Both Tennyson and Phelps use the breaking of the mirror as the impetus for The Lady’s death. But Tennyson’s Lady dies because of a curse and Phelps’s Lady dies because the lifting of a curse. When the mirror shatters in Phelps’s story, The Lady is no longer cursed to see the world through the eyes willfully ignorant eyes of the rich. When the doctor comes to check on The Lady, His eyes are finally opened to the true horror of the treatment of the poor. He is shocked by the conditions in which The Lady lives and claims that she could be cured if only she gets moved to better conditions and given treatment. But Just like The Lady, who is incapable of changing her situation due to her inability to move, the doctor seems to be paralyzed by the by the enormity of the institutionalized problem that he is faced with. Instead of actually taking care of her himself, he sends for the board of health and goes on vacation. The doctor like so many of the others that had seen glimpses of the life of the poor hands off his responsibility to help to someone else. And The Lady follows the doctor and goes off to take her rest instead of doing something to fix the societal problems. Only, The Lady’s restful vacation from her stressful existence in the city is one in which she cannot return.

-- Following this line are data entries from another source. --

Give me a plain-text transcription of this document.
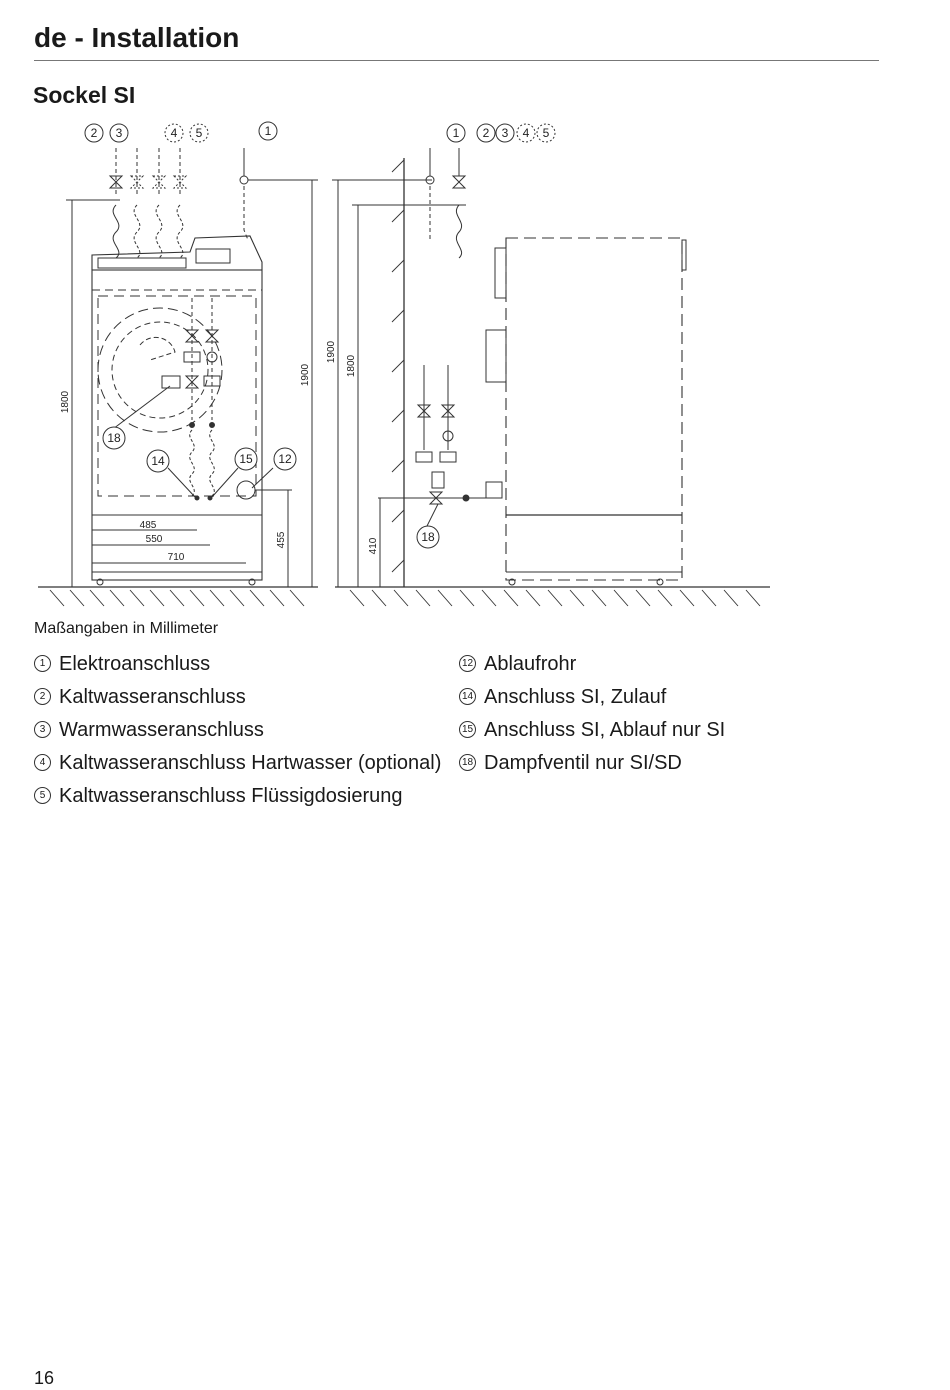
de - Installation
Sockel SI
2 3	4 5	1
18
14	15 12
1 2 3 4 5
18
1800
1900
455
485
550
710
1900
1800
410
Maßangaben in Millimeter
1 Elektroanschluss
2 Kaltwasseranschluss
3 Warmwasseranschluss
4 Kaltwasseranschluss Hartwasser (optional)
5 Kaltwasseranschluss Flüssigdosierung
12 Ablaufrohr
14 Anschluss SI, Zulauf
15 Anschluss SI, Ablauf nur SI
18 Dampfventil nur SI/SD
16
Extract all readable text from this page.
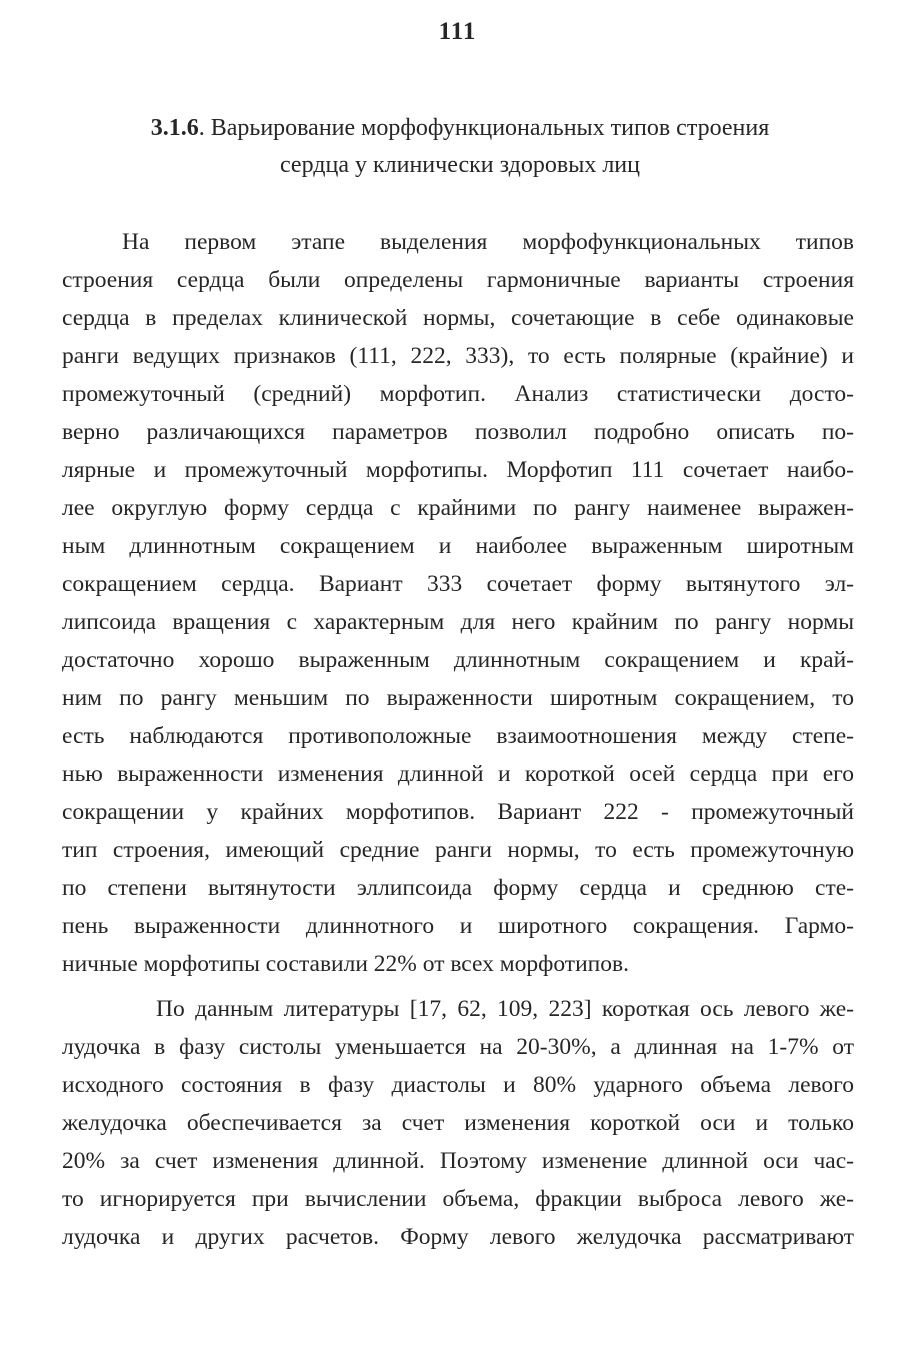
111
3.1.6. Варьирование морфофункциональных типов строения
сердца у клинически здоровых лиц
На первом этапе выделения морфофункциональных типов
строения сердца были определены гармоничные варианты строения
сердца в пределах клинической нормы, сочетающие в себе одинаковые
ранги ведущих признаков (111, 222, 333), то есть полярные (крайние) и
промежуточный (средний) морфотип. Анализ статистически досто-
верно различающихся параметров позволил подробно описать по-
лярные и промежуточный морфотипы. Морфотип 111 сочетает наибо-
лее округлую форму сердца с крайними по рангу наименее выражен-
ным длиннотным сокращением и наиболее выраженным широтным
сокращением сердца. Вариант 333 сочетает форму вытянутого эл-
липсоида вращения с характерным для него крайним по рангу нормы
достаточно хорошо выраженным длиннотным сокращением и край-
ним по рангу меньшим по выраженности широтным сокращением, то
есть наблюдаются противоположные взаимоотношения между степе-
нью выраженности изменения длинной и короткой осей сердца при его
сокращении у крайних морфотипов. Вариант 222 - промежуточный
тип строения, имеющий средние ранги нормы, то есть промежуточную
по степени вытянутости эллипсоида форму сердца и среднюю сте-
пень выраженности длиннотного и широтного сокращения. Гармо-
ничные морфотипы составили 22% от всех морфотипов.
По данным литературы [17, 62, 109, 223] короткая ось левого же-
лудочка в фазу систолы уменьшается на 20-30%, а длинная на 1-7% от
исходного состояния в фазу диастолы и 80% ударного объема левого
желудочка обеспечивается за счет изменения короткой оси и только
20% за счет изменения длинной. Поэтому изменение длинной оси час-
то игнорируется при вычислении объема, фракции выброса левого же-
лудочка и других расчетов. Форму левого желудочка рассматривают
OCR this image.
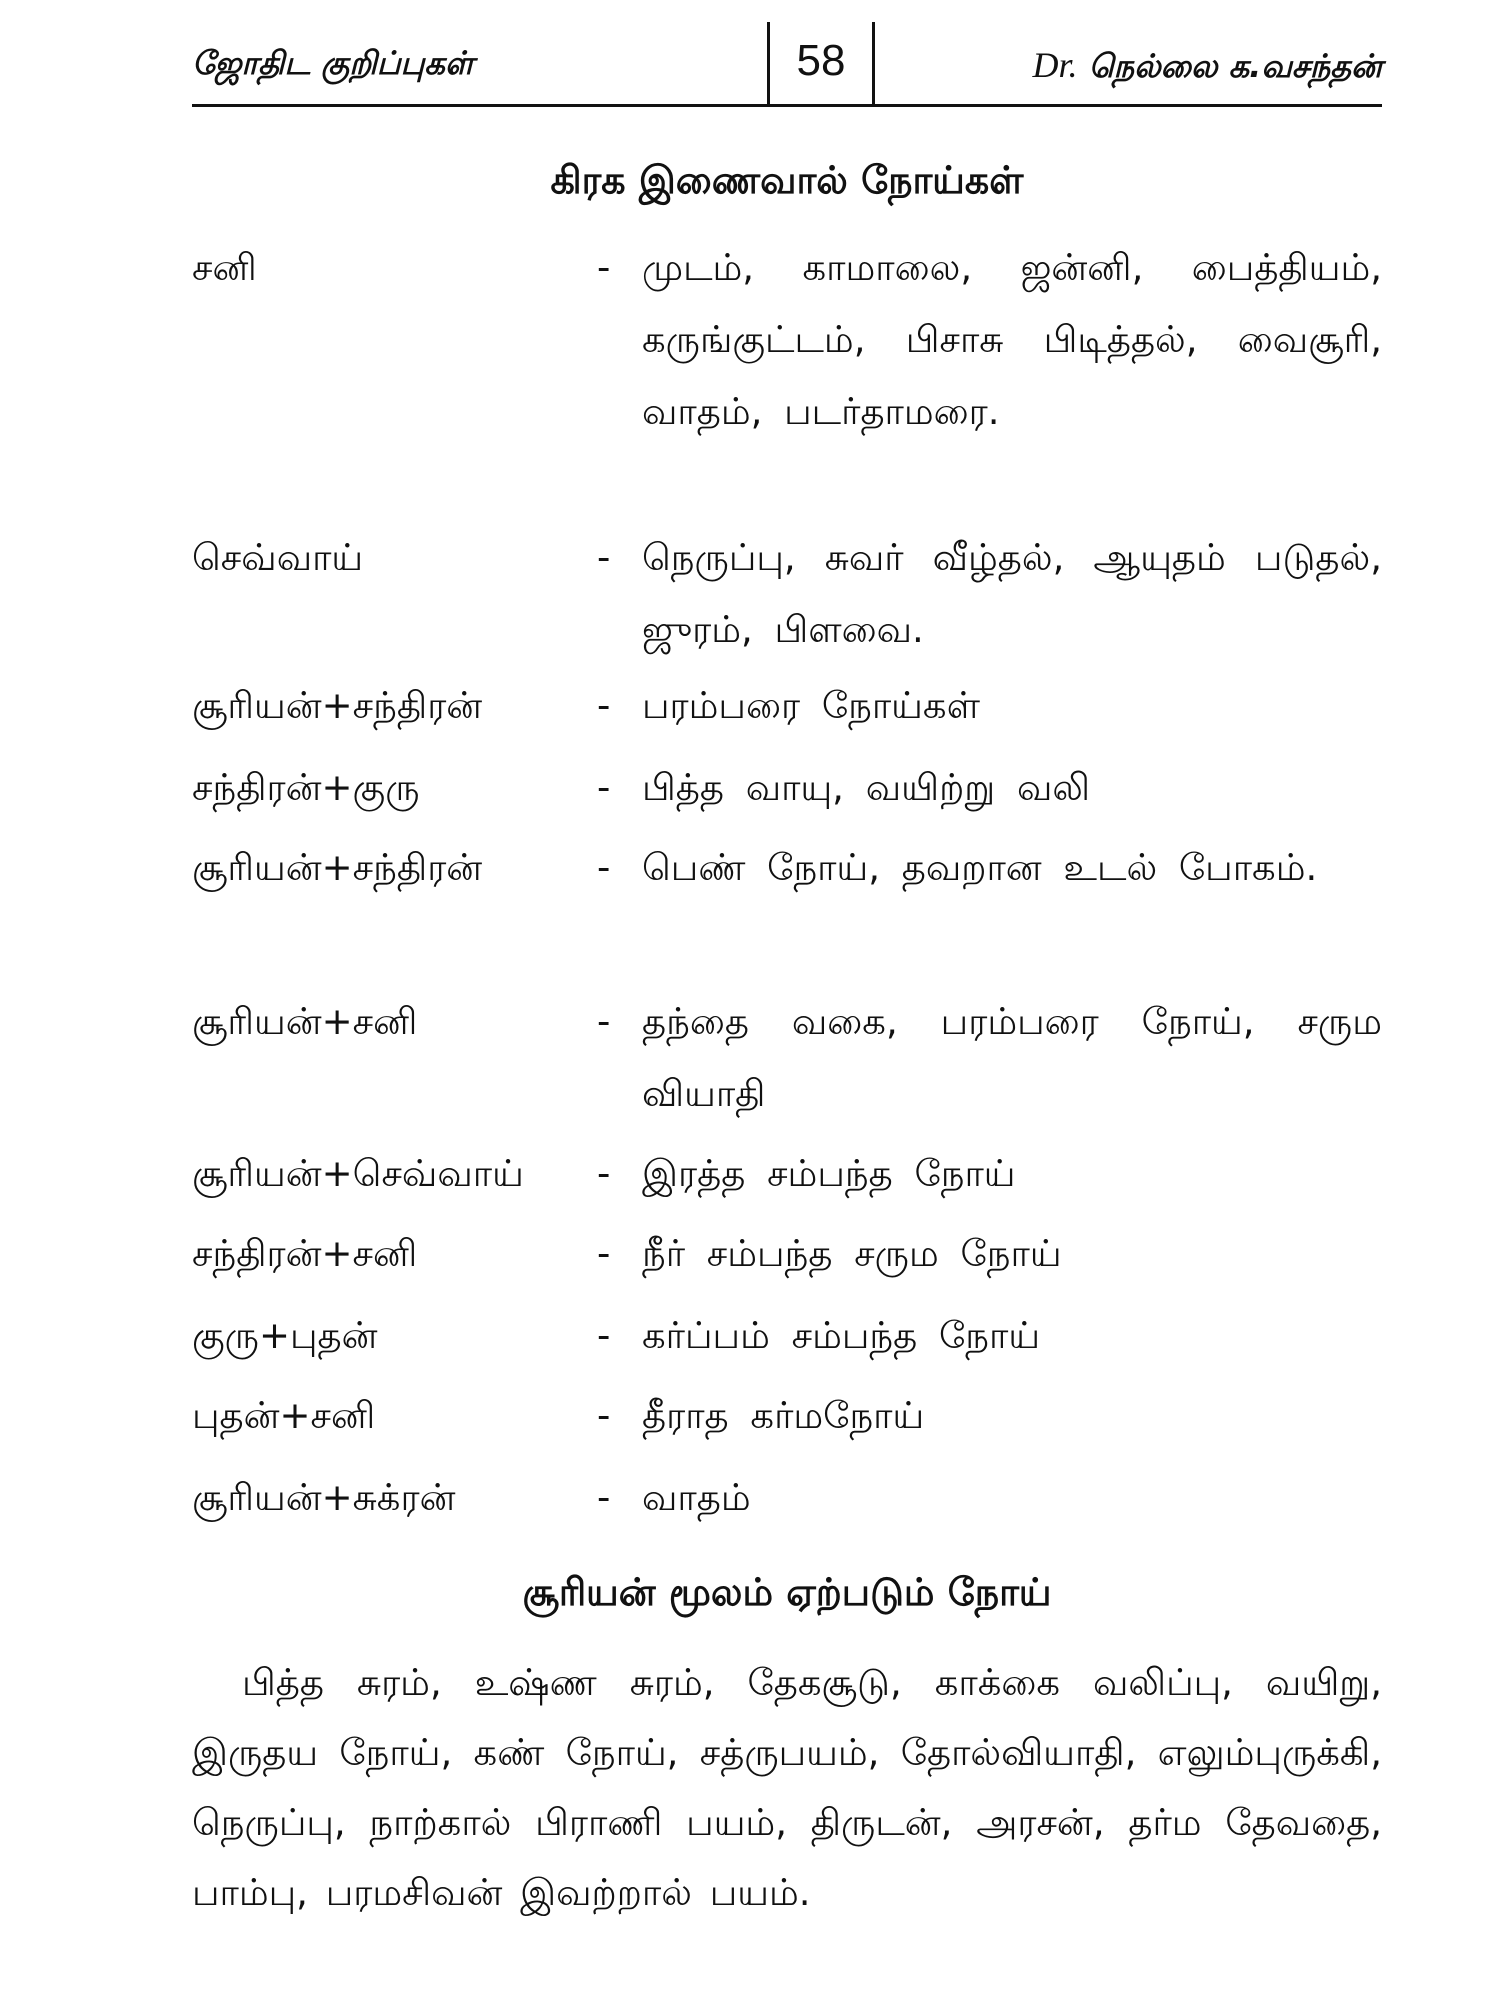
ஜோதிட குறிப்புகள்	58	Dr. நெல்லை க.வசந்தன்
கிரக இணைவால் நோய்கள்
சனி	- முடம், காமாலை, ஜன்னி, பைத்தியம், கருங்குட்டம், பிசாசு பிடித்தல், வைசூரி, வாதம், படர்தாமரை.
செவ்வாய்	- நெருப்பு, சுவர் வீழ்தல், ஆயுதம் படுதல், ஜுரம், பிளவை.
சூரியன்+சந்திரன்	- பரம்பரை நோய்கள்
சந்திரன்+குரு	- பித்த வாயு, வயிற்று வலி
சூரியன்+சந்திரன்	- பெண் நோய், தவறான உடல் போகம்.
சூரியன்+சனி	- தந்தை வகை, பரம்பரை நோய், சரும வியாதி
சூரியன்+செவ்வாய் - இரத்த சம்பந்த நோய்
சந்திரன்+சனி	- நீர் சம்பந்த சரும நோய்
குரு+புதன்	- கர்ப்பம் சம்பந்த நோய்
புதன்+சனி	- தீராத கர்மநோய்
சூரியன்+சுக்ரன்	- வாதம்
சூரியன் மூலம் ஏற்படும் நோய்
பித்த சுரம், உஷ்ண சுரம், தேகசூடு, காக்கை வலிப்பு, வயிறு, இருதய நோய், கண் நோய், சத்ருபயம், தோல்வியாதி, எலும்புருக்கி, நெருப்பு, நாற்கால் பிராணி பயம், திருடன், அரசன், தர்ம தேவதை, பாம்பு, பரமசிவன் இவற்றால் பயம்.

The Lady’s restful vacation from her life is death.
Tennyson’s poem and Phelps’s story work together to create a field of discourse around the unfair treatment of the poor in the medieval feudal system and the capitalist society of the modern nineteenth century city. While Casetti shows that the ideas brought up in the original occurrence of a story inform the reading of the ideas that come up in the adaptation Tennyson’s poem into Phelps’s story shows that the ideas of the adaptation can also inform the reading of the original.
Work Cited
Casetti, Francesco. “Adaptations and Mis-adaptations: Film, Literature, and Social Discourses.” A Companion to Literature and Film. Malden, MA: Blackwell Pub., 2004. Print.
“Lower East Side Tenement Museum.” Lower East Side Tenement Museum. Web. 6 Dec. 2014. <http://www.tenement.org/encyclopedia/housing_rent.htm>.
Phelps, Elizabeth. “The Lady of Shalott | Robbins Library Digital Projects.” The Lady of Shalott | Robbins Library Digital Projects. Web. 15 Nov. 2014.
Tennyson, Alfred. “The Lady of Shalott (1842 Version) | Robbins Library Digital Projects.” The Lady of Shalott (1842 Version) | Robbins Library Digital Projects. Web. 15 Nov. 2014.
“United States Note.” Wikipedia. Wikimedia Foundation. Web. 8 Dec. 2014.